Sadece dini ilimlere yönelmek: Bilimi ve aklı ihmal eden kör bir taassuba yol açabilir.

Sadece fen bilimlerine yönelmek: Maneviyattan kopuk, ahlaki ve vicdani değerleri hiçe sayan hile, şüphe ve materyalist düşüncenin yayılmasına neden olabilir.

Bu makalede, İslam’ın ilme bakışı, dini ve fenni ilimlerin birlikte geliştiği dönemler, ayrıldıkları zaman yaşanan çöküşler ve günümüz Müslüman toplumları için çıkarılacak dersler ele alınacaktır.

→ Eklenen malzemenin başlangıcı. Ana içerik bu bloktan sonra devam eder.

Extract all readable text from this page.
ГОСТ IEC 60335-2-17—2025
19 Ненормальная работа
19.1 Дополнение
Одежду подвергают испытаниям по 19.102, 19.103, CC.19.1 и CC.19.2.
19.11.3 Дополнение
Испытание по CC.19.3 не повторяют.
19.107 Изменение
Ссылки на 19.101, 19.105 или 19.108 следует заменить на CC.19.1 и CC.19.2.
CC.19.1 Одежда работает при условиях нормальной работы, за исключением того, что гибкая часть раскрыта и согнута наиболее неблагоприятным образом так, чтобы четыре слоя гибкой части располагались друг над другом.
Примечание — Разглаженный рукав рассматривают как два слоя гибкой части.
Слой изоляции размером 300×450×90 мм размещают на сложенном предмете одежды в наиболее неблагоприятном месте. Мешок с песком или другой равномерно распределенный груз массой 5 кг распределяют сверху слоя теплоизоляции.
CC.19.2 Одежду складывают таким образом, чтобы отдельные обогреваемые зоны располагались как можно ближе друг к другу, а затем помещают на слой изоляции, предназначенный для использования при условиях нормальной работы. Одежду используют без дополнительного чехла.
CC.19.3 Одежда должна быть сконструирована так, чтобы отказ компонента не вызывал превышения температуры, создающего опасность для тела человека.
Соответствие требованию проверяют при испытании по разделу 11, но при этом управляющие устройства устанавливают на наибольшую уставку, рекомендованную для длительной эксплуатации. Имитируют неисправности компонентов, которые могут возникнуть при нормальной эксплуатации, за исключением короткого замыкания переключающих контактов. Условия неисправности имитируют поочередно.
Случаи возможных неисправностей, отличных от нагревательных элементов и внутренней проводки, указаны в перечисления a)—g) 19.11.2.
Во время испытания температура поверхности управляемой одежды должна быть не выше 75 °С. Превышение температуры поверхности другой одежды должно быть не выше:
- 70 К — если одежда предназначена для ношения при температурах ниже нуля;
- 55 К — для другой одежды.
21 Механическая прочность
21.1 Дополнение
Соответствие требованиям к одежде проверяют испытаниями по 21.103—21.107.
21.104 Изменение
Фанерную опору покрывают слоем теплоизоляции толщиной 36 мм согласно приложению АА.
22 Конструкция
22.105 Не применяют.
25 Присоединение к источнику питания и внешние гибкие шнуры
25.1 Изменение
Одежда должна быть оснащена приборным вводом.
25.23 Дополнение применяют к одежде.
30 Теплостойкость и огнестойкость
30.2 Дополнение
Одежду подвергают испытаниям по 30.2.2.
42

1. İslam ve İlim: Oku, Düşün, Araştır

İslam, ilmi en yüce değerlerden biri olarak görür. Kur’an’da ilk inen emir “Oku!” (Alak, 1) ayetidir. Bu okuma, sadece kutsal metinleri okumak değil, aynı zamanda kâinatı, doğayı ve bilimi anlamak için de bir davettir.

Hz. Peygamber (s.a.v.), ilmin önemini şu sözleriyle vurgulamıştır:

“İlim öğrenmek, her Müslüman erkek ve kadına farzdır.” (İbn Mace, Mukaddime, 17)

“İlim Çin’de bile olsa gidip alınız.” (Beyhaki, Şuabü’l-İman, 2/254)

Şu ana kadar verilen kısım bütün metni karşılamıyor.